While past research around multiple sclerosis (MS) has indicated that genetic factors could enhance the chance of getting the illness, no study has been able to link inherited factors to the disease … until now. A Canadian study coming out of Vancouver Coastal Health, along with the University of British Columbia has revealed an uncommon genetic mutation, that causes a form of the disease.
Led by Professor Carles Vilarno-Guell, the research team has proven that multiple sclerosis can occur from a lone genetic mutation, known as NR1H3. The gene creates a protein, which then actions an ‘on-off switch’ (so to speak), for other genes. The team goes on to state that other genes will try to either stop the inflammation that damages myelin, or try and produce new myelin to restore any impairment.
As fatty substance, myelin gets around neurons and aids in sending electrical signals to the brain. Should it get harmed, it interrupts the communication needed to help an individual’s body perform at optimal levels; thus creating muscle weakness, balance problems, vision issues, and other impairments associated to MS.

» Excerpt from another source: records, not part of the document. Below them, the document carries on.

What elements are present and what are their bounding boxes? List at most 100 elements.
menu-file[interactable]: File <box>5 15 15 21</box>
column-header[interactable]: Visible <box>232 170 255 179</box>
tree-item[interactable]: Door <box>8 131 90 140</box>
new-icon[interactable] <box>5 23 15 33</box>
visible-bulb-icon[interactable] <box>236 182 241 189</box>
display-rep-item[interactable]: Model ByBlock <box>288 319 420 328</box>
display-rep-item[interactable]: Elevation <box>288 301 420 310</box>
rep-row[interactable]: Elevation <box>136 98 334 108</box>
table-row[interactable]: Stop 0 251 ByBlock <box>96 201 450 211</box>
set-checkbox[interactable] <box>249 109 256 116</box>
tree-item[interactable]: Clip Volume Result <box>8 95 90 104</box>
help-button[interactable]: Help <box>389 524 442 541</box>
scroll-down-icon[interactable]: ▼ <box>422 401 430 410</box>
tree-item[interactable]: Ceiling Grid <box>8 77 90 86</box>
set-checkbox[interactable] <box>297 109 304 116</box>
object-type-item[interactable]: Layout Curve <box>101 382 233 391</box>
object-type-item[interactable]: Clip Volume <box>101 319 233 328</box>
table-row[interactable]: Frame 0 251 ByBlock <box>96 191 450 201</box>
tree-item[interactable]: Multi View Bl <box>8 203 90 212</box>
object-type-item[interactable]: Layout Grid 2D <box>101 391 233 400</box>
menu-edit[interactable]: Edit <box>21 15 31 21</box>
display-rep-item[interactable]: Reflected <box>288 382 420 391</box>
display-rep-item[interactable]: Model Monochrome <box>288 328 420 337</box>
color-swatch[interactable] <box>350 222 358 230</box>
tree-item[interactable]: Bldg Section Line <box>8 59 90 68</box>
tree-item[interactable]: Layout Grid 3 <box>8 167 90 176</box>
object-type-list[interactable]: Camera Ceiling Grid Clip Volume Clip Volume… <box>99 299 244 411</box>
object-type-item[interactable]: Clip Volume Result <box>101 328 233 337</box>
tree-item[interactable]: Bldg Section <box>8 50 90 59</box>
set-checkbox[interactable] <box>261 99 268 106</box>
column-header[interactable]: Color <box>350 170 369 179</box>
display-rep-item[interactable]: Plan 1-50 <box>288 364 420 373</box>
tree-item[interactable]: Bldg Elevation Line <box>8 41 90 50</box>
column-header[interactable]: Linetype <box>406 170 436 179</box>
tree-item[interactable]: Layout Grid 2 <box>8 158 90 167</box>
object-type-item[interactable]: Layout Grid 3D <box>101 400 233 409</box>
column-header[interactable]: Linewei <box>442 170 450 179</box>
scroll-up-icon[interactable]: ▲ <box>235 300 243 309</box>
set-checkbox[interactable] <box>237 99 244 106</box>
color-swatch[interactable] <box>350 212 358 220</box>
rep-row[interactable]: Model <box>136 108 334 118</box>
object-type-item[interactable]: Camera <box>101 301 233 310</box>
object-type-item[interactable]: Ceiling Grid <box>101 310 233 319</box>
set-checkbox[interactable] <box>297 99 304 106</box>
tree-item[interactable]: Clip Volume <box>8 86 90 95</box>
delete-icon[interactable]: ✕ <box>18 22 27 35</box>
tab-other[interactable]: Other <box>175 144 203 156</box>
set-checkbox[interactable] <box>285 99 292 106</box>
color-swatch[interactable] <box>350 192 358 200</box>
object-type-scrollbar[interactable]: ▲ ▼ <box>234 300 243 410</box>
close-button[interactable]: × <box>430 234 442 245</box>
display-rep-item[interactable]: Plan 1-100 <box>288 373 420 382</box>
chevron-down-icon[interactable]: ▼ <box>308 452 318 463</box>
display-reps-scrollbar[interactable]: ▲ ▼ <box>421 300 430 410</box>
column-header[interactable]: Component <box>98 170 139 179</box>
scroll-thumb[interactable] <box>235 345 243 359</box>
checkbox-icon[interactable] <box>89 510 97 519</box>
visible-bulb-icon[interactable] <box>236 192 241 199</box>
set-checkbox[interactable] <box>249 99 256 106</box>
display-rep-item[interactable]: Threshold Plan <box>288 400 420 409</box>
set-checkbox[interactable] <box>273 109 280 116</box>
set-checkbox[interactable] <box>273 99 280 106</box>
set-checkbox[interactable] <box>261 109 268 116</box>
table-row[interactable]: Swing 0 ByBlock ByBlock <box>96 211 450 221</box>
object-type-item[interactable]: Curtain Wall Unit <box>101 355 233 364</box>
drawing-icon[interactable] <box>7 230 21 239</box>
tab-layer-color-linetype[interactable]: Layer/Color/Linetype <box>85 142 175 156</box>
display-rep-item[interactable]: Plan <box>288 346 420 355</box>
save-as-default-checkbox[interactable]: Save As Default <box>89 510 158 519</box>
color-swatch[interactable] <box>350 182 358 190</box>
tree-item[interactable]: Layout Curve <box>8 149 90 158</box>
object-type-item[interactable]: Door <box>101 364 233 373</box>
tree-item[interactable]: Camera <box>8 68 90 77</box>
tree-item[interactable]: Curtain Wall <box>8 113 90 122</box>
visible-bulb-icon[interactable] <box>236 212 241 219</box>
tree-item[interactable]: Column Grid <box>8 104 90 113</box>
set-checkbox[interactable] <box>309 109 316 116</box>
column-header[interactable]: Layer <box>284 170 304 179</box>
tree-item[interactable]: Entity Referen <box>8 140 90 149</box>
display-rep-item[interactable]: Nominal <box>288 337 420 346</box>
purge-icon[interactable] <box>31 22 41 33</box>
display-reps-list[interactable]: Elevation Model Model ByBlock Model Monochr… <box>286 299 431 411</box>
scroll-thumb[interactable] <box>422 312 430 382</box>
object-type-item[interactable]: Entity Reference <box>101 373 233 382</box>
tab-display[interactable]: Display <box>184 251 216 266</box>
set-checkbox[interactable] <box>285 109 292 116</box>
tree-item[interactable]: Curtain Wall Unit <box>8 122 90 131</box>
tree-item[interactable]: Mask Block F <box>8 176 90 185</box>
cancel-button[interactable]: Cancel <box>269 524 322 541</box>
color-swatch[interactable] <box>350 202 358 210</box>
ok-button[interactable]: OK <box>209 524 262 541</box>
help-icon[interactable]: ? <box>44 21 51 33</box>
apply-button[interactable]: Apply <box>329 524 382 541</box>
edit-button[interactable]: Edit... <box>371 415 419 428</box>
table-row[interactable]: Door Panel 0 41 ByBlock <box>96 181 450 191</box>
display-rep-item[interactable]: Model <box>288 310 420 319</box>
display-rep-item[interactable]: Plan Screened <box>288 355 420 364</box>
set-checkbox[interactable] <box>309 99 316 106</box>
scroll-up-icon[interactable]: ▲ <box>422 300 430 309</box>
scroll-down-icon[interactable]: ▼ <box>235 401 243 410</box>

The team notes the findings in this study could help with therapies that focus on NR1H3, and counteract its devastating effects. The study team used blood samples from 4,400 participants with the disease, and 8,600 family blood members. The results revealed this mutation was found within two families in Canada, where several relatives had a fast-progressive type of MS. Within the families, two thirds of those participants with mutation ended up with the disease.
Still, the team notes merely one person, out of 1,000 with MS, have this certain mutation. Regardless, the results of this study link a biological connection that ends up to the rapidly-progressive type of the disease.
Vilarino-Guell notes those who have this gene are likely to develop MS, at a rapid rate. He goes on to states that this could provide an important (and early) window to potentially stop the disease, or slow it down.
Medical News Today reported that researchers noted that screening for the mutation could launch early diagnosis and treatment, before symptoms occur. An example of some precautions that could be made, is opting to increase vitamin D intake, for those people who carry the mutation within their family history; as low levels of vitamin D have been connect with multiple sclerosis in the past.